YOGYAKARTA (jurnalislam.com)- Sejumlah 15 Dosen dan 50 orang Mahasiswa Prodi Ilmu Qur’an dan Tafsir mengikuti pembinaan Pentashihan Mushaf Al-Qur’an, bertempat di ruang pertemuan Gedung Prof. Saifuddin Zuhri, Selasa, (17/9/19).
Hadir juga Kepala Lajnah Pentashihan Mushaf Al Qur’an, Dr. H. Muchlis, M. Hanafi, MA., dengan materi “Kebijakan Pentashihan dan Penerbitan Mushaf Al-Qur’an”.

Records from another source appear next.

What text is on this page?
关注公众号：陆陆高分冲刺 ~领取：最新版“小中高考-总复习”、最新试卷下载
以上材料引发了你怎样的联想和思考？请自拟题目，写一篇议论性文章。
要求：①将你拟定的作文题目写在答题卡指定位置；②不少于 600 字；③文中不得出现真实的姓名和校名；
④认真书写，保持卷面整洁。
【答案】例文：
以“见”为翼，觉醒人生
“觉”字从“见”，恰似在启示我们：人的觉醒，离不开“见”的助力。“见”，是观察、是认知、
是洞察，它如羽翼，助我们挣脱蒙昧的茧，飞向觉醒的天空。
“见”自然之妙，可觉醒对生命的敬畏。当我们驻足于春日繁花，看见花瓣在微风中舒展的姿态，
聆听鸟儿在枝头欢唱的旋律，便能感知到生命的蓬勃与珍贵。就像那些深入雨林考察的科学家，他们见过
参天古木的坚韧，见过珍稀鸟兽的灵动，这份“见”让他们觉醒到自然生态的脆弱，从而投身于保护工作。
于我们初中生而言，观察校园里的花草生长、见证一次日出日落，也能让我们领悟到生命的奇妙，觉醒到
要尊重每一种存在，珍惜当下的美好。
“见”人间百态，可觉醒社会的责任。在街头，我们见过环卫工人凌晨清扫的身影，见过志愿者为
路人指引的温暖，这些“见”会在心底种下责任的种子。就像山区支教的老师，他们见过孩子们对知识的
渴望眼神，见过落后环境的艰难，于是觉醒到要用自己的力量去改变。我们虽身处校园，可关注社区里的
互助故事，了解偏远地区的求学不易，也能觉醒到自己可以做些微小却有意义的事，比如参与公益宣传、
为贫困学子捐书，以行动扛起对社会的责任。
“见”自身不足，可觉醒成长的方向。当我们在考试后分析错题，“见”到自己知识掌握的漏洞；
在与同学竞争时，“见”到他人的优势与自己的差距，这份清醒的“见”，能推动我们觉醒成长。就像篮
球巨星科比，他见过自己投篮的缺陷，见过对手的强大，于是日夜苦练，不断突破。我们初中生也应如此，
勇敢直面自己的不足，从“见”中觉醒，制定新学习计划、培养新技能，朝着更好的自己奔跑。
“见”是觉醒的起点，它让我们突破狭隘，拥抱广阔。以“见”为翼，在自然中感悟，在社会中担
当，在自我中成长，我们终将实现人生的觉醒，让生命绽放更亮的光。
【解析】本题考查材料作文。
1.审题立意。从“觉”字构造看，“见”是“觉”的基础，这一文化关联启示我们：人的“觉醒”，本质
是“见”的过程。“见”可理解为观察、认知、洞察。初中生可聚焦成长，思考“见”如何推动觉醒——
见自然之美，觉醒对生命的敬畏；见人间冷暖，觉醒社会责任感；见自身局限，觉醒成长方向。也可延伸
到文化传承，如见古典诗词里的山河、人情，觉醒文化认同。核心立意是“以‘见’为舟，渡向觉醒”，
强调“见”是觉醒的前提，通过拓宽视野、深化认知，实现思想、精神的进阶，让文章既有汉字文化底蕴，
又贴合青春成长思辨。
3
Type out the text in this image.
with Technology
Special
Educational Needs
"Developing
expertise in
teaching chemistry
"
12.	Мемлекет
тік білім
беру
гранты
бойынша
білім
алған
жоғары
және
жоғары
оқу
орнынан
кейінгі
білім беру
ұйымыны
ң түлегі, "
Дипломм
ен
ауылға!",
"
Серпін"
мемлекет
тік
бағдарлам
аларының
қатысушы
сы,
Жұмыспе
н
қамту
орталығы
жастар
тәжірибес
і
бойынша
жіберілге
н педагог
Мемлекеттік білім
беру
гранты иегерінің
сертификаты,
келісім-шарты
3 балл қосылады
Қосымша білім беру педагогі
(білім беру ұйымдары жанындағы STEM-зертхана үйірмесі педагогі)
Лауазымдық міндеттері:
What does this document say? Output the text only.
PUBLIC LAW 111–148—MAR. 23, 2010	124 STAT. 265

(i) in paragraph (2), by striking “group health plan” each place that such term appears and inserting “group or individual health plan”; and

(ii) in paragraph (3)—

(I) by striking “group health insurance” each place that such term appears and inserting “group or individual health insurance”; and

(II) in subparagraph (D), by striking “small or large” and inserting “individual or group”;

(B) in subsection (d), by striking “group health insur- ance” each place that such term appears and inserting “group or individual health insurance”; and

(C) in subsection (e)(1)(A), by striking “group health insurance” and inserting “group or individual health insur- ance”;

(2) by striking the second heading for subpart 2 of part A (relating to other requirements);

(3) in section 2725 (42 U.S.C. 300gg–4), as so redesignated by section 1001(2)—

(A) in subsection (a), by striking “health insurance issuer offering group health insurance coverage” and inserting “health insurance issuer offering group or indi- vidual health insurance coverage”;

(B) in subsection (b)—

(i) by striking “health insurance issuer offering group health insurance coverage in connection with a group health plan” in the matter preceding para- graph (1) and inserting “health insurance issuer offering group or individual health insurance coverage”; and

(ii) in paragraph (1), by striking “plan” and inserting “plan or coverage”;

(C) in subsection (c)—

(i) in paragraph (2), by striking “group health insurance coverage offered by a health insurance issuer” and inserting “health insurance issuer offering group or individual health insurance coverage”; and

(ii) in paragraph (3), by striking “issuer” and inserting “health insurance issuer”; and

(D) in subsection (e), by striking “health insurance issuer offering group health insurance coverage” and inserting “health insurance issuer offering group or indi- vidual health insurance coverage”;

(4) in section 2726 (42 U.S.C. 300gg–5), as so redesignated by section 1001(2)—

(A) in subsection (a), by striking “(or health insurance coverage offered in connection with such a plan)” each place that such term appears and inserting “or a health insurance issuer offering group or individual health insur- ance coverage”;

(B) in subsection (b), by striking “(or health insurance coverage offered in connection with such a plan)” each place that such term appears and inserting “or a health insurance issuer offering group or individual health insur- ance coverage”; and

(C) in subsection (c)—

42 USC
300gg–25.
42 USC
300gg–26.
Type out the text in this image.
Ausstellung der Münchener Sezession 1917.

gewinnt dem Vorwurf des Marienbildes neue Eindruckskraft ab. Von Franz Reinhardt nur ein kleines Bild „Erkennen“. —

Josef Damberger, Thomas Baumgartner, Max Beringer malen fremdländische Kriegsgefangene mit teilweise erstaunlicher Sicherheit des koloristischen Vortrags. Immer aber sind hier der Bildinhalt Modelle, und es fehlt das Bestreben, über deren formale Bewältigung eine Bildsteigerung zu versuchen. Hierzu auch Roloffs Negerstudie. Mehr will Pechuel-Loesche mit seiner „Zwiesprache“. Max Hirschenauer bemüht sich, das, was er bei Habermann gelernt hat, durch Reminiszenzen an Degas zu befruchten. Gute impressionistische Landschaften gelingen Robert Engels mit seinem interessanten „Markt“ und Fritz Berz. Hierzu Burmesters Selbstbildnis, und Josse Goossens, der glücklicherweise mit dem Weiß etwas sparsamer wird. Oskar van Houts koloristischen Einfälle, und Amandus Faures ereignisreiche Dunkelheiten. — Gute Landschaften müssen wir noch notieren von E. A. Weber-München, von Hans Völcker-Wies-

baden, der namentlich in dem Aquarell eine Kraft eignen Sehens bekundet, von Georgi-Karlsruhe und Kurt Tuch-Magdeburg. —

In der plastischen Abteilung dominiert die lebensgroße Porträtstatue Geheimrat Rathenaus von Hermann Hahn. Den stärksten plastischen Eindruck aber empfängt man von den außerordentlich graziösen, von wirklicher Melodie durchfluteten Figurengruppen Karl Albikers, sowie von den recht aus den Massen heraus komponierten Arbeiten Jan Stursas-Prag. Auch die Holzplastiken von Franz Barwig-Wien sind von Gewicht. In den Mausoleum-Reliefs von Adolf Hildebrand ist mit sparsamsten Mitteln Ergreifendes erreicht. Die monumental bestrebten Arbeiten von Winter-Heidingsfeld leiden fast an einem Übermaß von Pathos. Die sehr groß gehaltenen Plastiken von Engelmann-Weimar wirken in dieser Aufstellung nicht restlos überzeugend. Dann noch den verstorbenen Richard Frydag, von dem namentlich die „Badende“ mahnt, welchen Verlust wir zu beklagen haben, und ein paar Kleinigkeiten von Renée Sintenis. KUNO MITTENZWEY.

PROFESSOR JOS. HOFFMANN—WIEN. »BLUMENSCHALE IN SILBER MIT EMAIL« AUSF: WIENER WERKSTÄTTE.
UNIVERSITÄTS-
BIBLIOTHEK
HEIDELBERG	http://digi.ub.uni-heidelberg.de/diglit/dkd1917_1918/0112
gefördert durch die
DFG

Dr. Muchlis dalam paparannya menyampaikan bahwa pihaknya merasa penting untuk menggandeng para Dosen dan Mahasiswa Prodi Ilmu Qur’an dan Hadis di UIN Sunan Kalijaga ini, karena proses pentashihan sesungguhnya adalah kerja ilmiah.
Sebagai akademisi kampus Islam negeri tertua di Indonesia, para dosen dan mahasiswa Prodi Ilmu Al-Qur’an dan Tafsir di UIN Sunan Kalijaga, yang notabene adalah putra putra terbaik dari pesatren seluruh Indonesia.
Mereka dinilai matang untuk diajak mengembangkan pentashihan mushaf Al Qur’an standar Indonesia.
Dijelaskan olehnya bahwa terkait pentashihan Al-Qur’an banyak pihak yang menganggapnya sudah selesai.
Menurut Dr. Muchlis, Kementerian Agama perlu menggelorakan budaya tadarus Al-Qur’an, agar masyarakat Indonesia bisa mengenal lebih dekat mushaf Al-Qur’an standar Indonesia.
Mengenai program kerja yang baru terselesaikan, Muchlis Hanafi menjelaskan bahwa yang telah tercapai, diantaranya, adalah Al-Qur’an Braille, yang dahulu terinspirasi oleh UIN Sunan Kalijaga.
Ada juga mushaf Al-Qur’an Digital standar Indonesia yang bisa diakses dalam Qur’an in Word dan Tafsirnya.